I think from reading your last blog and this one the similaritites are astounding, we also have a plan and have had for years, at times we are closer at others not so close but yes there is a plan.
We also know of that little ray of hope that you describe its not huge but its more than we had six months ago.
We also know the harshness of depression, having died once in an ambulance and paddles needed to be used to revive and keep us alive, we were very very sick after that and needed a fair amount of hospitalisation (we were 25) and last year an attempt made where it was one flicker between a moment of here and not here.

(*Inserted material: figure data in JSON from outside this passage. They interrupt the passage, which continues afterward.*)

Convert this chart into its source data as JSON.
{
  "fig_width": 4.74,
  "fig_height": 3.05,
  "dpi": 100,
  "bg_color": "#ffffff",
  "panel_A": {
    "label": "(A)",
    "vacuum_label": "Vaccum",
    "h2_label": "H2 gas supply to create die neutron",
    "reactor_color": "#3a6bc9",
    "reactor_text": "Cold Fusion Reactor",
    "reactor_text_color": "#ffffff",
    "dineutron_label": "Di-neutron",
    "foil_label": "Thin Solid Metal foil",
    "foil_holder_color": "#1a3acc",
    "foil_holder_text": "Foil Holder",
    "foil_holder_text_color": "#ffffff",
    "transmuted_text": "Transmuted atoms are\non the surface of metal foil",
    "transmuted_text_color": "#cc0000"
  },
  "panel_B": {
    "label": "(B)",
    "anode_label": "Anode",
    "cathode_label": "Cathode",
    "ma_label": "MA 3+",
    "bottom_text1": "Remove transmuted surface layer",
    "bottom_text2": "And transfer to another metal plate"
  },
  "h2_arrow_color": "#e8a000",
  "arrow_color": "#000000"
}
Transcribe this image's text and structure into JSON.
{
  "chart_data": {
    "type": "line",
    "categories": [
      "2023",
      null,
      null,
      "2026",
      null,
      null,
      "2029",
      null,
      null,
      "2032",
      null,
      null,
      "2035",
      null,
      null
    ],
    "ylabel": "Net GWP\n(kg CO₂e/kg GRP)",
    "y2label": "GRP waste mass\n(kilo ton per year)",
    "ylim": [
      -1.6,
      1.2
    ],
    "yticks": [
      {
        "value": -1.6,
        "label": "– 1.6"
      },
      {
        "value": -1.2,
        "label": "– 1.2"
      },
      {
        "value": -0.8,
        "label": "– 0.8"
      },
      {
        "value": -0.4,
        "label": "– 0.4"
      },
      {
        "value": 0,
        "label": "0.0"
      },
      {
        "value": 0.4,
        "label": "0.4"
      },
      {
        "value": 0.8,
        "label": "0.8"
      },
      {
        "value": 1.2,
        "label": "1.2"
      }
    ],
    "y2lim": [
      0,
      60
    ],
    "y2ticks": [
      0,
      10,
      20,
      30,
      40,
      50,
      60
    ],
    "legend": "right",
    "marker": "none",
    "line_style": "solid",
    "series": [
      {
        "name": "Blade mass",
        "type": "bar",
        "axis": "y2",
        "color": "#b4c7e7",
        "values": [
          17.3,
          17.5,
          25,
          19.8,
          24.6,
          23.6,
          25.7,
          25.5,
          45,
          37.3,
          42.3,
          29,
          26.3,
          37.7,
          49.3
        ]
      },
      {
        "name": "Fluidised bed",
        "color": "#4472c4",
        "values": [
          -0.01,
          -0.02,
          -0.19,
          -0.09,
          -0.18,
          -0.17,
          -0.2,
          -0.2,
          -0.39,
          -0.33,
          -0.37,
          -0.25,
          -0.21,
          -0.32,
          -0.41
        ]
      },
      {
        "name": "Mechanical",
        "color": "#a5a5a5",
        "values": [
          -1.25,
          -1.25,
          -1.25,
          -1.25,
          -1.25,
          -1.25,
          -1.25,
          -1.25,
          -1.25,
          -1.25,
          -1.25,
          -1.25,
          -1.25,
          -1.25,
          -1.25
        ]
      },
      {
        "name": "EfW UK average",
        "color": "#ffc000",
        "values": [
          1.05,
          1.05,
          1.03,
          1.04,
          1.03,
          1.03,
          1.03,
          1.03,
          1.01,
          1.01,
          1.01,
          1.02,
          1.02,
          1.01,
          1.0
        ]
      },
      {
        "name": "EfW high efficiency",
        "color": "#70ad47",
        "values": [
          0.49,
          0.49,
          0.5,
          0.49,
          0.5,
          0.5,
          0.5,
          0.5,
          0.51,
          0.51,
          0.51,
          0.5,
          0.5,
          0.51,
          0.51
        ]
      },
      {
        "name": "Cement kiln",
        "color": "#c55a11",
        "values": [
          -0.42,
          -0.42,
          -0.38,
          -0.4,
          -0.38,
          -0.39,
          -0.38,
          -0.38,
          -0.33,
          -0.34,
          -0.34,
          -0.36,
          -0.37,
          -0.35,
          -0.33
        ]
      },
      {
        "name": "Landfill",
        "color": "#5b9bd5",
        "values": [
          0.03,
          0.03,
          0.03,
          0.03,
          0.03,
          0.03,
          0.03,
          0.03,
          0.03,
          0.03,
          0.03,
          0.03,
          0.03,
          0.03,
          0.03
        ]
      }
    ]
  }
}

Depression is the most harshest of critics in our life and we try and get help before we get to the plan i hope we always can.
Your story is fascinating to me. You are a survivor. I honor your honesty and your courage.
Total darkness reveals even the smallest flame. May the light continue to grow brighter!
I would be interested to hear your views on anti-d drugs and depression. Are they are short term pick up but not a long term solution? Cos I do feel brighter after being on the drugs for several months and I want to stay on them forever. Is that so wrong?
I have a feeling I am going into one of my denial phases though and that can be a cop out.
fallen angels, I'm glad that you had your doctor there to give that to you.
jip, I hope you can too. Hang onto that hope.
gypsy-heart, thank you. That is my wish for a lot of people. The light makes all the difference.
kahless, I do not think there is anything wrong with the use of anti-depressants. But I would hope they would be a short term solution. I know many people who take them and while they feel better on them, they are not whole!
I now the difference between better and whole, I hope to never have to live in that place where I was just better. Whole is so amazing!
I would hope for you that someday you could be whole again. You deserve that. Not to mention that any long term us of drugs of any kind can have serious side effects on the liver and/or kidney's. Which wouldn't be good either.